This morning, Federal Court Justice Geoffrey Kennett has ruled that Australia’s eSafety commissioner cannot demand the social media platform X take down content worldwide in a court case that tested the scope of whether Australian law to apply to global technology platforms.
The social media platform, owned by tech billionaire Elon Musk, had taken Australia’s online safety commissioner, Julie Inman Grant, to court to challenge an order it should take down videos of a man violently attacking Sydney bishop Emmanuel Mar Mari with a knife that had been circulating on the platform formerly known as Twitter. It had agreed to geoblock content to Australian users of X, but Inman Grant wanted it taken down to prevent it from being viewed via the use of a VPN – a request that X Corp and Musk had rallied against.
eSafety, the independent regulatory body that oversees online safety, won an interim injunction to have X Corp remove the posts until a federal court hearing on Friday 10 May.
After hearing the case on Friday, Federal Court Justice Kennett ruled on Monday: “In the this matter which I heard on Friday, the orders of the court will be that the application to extend the interlocutory injunction granted on the 22nd of April 2024, as extended on the 24th of April, is refused, and that the cost of the application are reserved.”

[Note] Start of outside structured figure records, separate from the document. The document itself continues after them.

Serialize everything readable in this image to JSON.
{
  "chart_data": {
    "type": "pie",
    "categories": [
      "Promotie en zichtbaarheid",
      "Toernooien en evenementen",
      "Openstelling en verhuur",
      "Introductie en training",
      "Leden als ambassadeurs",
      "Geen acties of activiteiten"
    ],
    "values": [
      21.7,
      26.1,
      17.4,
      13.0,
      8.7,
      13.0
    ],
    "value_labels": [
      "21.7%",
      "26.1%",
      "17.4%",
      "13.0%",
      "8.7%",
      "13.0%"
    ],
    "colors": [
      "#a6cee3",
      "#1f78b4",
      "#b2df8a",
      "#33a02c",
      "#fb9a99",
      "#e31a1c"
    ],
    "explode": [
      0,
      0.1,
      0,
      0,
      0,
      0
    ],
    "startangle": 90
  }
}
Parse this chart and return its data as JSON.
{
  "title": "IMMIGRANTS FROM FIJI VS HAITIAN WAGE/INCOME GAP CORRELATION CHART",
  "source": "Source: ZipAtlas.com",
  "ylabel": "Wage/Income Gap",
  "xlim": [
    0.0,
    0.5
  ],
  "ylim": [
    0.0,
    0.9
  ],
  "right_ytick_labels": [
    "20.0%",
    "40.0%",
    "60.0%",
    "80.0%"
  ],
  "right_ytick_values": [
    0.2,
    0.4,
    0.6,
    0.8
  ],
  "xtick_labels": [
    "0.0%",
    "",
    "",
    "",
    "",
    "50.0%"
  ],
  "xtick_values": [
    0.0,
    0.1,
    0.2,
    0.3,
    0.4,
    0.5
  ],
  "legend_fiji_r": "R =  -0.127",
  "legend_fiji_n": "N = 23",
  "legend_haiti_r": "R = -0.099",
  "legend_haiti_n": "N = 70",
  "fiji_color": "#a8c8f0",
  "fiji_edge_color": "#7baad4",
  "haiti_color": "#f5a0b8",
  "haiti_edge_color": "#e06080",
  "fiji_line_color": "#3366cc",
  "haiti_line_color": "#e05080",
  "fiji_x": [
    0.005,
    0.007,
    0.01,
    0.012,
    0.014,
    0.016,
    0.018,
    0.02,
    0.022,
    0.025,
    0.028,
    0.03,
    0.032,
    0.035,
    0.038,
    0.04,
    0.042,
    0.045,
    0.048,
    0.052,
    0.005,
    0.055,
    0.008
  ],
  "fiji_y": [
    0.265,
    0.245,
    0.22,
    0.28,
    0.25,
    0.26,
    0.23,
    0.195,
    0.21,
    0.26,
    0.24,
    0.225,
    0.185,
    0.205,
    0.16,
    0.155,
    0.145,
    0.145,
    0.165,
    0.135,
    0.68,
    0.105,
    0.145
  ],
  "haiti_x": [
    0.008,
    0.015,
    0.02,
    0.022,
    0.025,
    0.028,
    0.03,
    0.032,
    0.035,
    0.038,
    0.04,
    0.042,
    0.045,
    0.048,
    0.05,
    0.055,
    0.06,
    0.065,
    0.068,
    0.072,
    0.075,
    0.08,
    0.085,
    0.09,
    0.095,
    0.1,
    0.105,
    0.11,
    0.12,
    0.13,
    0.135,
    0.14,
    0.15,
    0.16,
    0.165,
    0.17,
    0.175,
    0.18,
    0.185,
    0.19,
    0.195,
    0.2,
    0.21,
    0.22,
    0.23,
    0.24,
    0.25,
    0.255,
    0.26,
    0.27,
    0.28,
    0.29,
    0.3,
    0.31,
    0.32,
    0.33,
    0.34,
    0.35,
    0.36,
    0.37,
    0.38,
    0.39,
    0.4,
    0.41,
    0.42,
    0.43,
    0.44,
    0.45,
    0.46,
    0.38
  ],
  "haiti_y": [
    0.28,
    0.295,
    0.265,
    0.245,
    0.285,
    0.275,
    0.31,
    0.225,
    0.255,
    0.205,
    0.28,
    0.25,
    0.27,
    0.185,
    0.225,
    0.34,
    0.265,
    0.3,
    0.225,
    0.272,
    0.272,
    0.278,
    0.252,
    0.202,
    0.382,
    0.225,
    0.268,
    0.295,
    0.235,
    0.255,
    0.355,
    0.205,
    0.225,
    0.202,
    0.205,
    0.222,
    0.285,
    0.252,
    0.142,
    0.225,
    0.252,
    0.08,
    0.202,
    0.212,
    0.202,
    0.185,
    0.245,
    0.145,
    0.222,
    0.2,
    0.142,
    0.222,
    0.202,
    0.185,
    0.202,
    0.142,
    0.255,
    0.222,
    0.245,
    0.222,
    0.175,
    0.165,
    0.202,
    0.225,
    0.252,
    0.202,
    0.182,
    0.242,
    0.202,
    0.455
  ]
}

According to a report in The Australian, the Ashurst barrister representing X Corp, Bret Walker SC, told the court it would be a “matter of real concern” if the only way X could reasonably comply with a takedown order was to remove the content for users worldwide.
Barrister Tim Begbie KC, who represented eSafety, told the court the material posted online showed “actual graphic and shocking moments of that attacker (allegedly) repeatedly and violently stabbing” the bishop.
He said that X Corp’s position that this was a battle about free speech was flawed because, “X Corp itself can and does take that stance (to make footage inaccessible) when it wishes to”.
Media regulation experts speaking to B&T, had previously cast doubts that an Australian judge would allow X Corp to operate outside the bounds of Australian law, but questioned whether the eSafety commissioner’s request to remove the content worldwide is possible, or even desirable.
Justice Geoffrey Kennett is expected to explain his decision in a separate hearing this week.